'Truth & Iliza' Is An Important Addition To Late Night

by Kayla Hawkins
Nicole Wilder/Freeform

After changing its name to Freeform, the cable network has decided to try a few more new things, like entering into the late night game with a six-episode series Truth & Iliza. But after its June 6 finale, will Truth & Iliza return? The network hasn't made an announcement either way yet, but this experiment from Freeform is certainly laudable, taking a chance on standup comedian, Iliza Shlesinger, who's probably best known for her specials available on Netflix and for winning Last Comic Standing in 2008. Given that hosts like Trevor Noah have been plucked from similar backgrounds and given even bigger platform, Truth & Iliza a very fitting move to even the gender gap between male and female hosts in late night.

And, even though Truth & Iliza's ratings weren't great — according to Showbuzz TV, only 92,000 people tuned in to the series premiere — it's the kind of experiment more networks should be taking. In fact, I think if you look closely, it is the kind of experiment a lot of networks are taking, changing up the late night TV format in a variety of ways. Be it by hiring an unconventional host, changing the format, or airing only online, the late night field is finally changing up slightly, making more room for more people than just white guys named James to make an impression. And while waiting to find out about more Truth & Iliza, here's a few other unconventional late night shows changing the landscape.

Full Frontal With Samantha Bee

After leaving Comedy Central, former Daily Show correspondent Samantha Bee decided to host her own politically themed show on TBS. And it's taken the current news cycle and turned it into a primal scream of rage that will also, somehow, make you laugh.

Desus & Mero

They're not always politically correct, or empirically correct, but even though they make the odd problematic comment, no one in late night has better chemistry and can spin the same old news stories into incredibly funny observations. And if Viceland isn't a part of your cable package, check out the free episodes available on their website.


When she left her E! series, host Chelsea Handler took her series to Netflix, making her the first streaming service late night show. With new episodes dropping daily, the series is attempting to discover if it's possible to marathon something that's inherently meant to be consumed daily... and while the results of the experiment are mixed so far, it's a worthy one.

The Eric Andre Show

This Adult Swim series is barely an entrant into the late night genre, but given that the host technically sits behind a desk (sometimes before or after destroying it) and has a sidekick, conducts interviews, and does man on the street bits, it does technically fit. Of course, it bizarrely deconstructs those typical late night conventions, often with the help of incredibly gross gags.

The President Show

This series is a 30-minute subtweet to the President of the United States (impersonated by comedian Anthony Atamanuik), pointing out his various flubs and fails of the week.
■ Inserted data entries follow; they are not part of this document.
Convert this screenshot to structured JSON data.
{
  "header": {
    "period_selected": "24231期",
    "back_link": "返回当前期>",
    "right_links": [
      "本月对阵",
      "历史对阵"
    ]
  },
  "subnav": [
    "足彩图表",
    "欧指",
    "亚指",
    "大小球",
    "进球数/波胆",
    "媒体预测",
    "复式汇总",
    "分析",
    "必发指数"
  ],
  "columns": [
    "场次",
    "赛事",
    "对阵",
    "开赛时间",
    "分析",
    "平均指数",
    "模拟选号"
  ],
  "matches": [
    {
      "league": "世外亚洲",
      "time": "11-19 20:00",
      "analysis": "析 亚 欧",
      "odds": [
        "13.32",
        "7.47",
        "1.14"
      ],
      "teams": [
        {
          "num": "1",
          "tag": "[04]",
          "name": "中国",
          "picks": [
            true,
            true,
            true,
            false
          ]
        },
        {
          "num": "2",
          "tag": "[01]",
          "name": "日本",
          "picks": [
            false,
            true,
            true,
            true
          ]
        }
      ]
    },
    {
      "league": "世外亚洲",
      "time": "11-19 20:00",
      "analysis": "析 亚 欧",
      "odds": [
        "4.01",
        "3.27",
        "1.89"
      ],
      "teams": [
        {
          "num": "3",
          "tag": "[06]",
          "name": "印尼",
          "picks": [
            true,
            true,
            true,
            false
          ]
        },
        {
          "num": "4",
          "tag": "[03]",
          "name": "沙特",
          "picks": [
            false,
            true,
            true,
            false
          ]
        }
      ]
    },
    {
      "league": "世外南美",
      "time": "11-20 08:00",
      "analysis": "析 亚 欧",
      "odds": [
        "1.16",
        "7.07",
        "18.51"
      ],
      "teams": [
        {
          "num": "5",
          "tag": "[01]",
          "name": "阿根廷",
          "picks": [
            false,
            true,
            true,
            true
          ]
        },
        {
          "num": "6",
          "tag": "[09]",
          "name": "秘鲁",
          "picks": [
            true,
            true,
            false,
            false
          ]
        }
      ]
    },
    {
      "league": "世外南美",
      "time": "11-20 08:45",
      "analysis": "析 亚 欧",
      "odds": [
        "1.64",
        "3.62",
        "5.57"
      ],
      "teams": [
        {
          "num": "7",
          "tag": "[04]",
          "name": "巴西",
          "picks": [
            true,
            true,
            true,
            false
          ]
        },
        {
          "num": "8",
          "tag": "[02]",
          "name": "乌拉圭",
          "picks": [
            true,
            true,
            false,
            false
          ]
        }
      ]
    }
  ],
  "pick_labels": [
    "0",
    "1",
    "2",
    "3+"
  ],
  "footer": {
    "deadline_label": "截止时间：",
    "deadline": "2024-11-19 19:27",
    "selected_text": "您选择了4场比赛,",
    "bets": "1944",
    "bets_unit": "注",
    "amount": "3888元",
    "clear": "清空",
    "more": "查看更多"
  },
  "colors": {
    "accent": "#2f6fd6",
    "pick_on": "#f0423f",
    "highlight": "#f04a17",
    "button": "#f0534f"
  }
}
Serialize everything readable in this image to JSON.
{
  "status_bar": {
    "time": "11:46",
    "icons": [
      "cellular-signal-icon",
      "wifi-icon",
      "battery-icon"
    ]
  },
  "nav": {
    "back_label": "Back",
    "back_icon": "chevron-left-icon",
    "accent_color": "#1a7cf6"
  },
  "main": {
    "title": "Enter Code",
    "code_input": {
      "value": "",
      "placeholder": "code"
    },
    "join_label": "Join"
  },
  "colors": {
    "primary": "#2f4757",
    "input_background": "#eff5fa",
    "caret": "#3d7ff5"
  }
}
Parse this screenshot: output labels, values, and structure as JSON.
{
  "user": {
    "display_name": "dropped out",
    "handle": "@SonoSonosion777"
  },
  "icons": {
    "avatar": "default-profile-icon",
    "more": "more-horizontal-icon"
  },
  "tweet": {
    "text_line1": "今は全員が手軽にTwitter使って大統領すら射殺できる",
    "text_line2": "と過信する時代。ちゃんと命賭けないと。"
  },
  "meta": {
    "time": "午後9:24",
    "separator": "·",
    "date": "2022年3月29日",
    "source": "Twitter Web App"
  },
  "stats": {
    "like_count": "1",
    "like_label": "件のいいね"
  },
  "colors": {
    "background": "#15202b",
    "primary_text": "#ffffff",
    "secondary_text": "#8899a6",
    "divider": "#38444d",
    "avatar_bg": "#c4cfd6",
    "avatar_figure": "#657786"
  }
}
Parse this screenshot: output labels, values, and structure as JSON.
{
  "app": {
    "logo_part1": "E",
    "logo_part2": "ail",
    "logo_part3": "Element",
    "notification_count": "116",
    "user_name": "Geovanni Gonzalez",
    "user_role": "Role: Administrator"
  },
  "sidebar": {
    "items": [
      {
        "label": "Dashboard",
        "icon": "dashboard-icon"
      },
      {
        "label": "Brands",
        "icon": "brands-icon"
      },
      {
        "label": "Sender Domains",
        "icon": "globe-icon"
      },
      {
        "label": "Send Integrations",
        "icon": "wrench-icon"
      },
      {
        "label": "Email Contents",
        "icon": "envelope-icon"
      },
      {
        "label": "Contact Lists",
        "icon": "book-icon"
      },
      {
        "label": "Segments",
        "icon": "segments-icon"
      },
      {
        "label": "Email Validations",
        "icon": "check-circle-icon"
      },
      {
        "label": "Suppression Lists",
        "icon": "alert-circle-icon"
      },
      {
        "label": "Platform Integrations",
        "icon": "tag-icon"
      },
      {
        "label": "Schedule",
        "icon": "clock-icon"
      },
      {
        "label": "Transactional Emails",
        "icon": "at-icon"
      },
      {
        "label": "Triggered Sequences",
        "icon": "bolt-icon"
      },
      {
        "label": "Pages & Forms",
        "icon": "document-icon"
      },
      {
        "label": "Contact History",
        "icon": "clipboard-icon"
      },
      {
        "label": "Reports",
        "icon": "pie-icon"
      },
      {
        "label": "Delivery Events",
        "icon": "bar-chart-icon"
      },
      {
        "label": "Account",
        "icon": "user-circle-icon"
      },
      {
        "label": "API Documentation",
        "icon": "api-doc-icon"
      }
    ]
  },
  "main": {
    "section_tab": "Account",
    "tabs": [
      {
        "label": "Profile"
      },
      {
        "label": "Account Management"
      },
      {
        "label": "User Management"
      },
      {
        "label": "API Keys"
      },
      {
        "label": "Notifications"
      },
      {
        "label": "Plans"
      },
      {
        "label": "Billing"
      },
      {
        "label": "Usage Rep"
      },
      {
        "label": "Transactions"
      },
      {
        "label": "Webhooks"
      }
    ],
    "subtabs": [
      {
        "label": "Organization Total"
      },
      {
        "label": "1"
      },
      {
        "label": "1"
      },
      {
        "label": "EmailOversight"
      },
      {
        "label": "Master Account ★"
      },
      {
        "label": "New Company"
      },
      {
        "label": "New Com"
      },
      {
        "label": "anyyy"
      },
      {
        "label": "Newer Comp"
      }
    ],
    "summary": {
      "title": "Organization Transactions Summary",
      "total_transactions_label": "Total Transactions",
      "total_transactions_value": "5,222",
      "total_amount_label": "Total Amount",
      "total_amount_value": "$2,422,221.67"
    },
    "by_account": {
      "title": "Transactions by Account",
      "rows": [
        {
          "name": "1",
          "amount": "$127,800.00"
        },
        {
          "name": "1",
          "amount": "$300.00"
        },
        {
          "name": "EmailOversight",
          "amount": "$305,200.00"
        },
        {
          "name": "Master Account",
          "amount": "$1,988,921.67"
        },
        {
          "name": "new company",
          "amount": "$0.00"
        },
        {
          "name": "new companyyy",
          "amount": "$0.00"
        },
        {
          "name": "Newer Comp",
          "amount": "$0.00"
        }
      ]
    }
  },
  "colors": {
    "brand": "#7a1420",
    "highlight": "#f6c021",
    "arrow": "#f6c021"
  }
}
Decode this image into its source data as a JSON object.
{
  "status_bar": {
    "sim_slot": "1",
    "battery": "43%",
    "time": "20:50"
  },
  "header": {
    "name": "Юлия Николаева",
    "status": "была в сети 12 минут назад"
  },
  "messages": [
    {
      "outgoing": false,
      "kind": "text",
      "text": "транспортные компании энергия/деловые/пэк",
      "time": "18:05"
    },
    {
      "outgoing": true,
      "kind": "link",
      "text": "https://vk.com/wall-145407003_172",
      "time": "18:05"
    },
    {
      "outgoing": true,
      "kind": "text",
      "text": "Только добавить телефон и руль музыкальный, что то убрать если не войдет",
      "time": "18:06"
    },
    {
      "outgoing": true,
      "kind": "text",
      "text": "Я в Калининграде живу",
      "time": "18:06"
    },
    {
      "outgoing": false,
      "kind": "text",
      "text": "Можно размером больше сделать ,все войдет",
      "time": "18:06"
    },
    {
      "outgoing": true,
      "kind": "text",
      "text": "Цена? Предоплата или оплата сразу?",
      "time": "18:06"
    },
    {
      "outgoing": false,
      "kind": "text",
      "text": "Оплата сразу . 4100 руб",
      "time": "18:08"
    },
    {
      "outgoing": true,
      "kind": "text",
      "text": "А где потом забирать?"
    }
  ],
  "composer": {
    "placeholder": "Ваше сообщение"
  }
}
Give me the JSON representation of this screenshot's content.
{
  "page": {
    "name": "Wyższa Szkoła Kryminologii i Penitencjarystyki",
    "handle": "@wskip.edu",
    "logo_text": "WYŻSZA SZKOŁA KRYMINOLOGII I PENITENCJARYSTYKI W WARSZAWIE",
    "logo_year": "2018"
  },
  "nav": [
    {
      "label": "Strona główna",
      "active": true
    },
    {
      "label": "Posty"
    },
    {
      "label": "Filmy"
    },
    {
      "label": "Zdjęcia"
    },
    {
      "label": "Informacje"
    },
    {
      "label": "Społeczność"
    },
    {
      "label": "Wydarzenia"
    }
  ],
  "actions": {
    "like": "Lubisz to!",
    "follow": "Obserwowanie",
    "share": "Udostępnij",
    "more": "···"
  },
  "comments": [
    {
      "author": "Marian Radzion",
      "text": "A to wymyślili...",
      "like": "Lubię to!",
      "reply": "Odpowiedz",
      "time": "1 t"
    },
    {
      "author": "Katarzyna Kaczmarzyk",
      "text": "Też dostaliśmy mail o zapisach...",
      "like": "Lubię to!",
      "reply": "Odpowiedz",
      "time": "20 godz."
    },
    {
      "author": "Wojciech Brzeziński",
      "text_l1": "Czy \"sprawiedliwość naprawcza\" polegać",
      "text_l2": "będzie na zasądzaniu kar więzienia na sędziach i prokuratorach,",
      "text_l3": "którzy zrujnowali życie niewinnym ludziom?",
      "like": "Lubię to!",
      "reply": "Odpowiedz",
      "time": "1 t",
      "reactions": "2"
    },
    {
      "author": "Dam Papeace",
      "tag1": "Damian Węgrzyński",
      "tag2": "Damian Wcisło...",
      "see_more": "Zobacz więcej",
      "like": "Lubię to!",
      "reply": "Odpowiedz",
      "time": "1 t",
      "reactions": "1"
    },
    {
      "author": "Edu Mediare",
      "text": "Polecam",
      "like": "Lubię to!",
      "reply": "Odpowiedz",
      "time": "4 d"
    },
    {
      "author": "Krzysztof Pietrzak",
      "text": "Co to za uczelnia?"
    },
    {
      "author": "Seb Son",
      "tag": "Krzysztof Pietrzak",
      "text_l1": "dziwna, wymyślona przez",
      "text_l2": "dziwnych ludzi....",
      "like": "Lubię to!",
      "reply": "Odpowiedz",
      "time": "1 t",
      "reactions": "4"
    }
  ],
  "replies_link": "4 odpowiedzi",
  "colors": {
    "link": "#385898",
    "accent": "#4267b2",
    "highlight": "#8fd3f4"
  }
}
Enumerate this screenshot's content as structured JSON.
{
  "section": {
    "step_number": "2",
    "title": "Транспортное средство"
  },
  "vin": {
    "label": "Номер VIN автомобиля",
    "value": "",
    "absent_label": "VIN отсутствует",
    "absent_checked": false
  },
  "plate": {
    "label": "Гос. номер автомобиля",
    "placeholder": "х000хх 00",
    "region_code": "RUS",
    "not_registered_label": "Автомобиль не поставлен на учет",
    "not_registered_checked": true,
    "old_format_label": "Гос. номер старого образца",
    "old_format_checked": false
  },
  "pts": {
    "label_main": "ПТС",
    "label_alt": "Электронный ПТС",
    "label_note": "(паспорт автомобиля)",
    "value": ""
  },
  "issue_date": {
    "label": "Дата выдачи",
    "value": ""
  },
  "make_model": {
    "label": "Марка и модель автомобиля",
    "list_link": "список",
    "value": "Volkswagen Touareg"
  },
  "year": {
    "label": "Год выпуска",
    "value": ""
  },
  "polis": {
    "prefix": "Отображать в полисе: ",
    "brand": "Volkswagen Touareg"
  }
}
But it's structured like a late night show — The Colbert Report, specifically — and the final interview segments, where progressive guests get the chance to look in the face of the man they're generally trying to defeat, are strange in a good way.

Watch What Happens Live

The heyday of the Real Housewives may have passed, but after all of those reunions, Andy Cohen actually has some pretty good hosting skills. Of course, most nights are booked with at least one "Bravolebrity" across from him, so unless you're interested in the stars of Vanderpump Rules or Southern Charm, you might be a little lost. But stay for the moments when Meryl Streep or Kim Kardashian plays Cohen's version of two truths and a lie, "Plead the Fifth."

If Truth & Iliza is cancelled after one season, be it due to ratings or something else, it will still be important. Not just because it was able to put together some good interviews, good sketches, and was told from the perspective of a millennial woman (rather than a male Gen X'er), but because it's part of a slow but steady change happening in late night.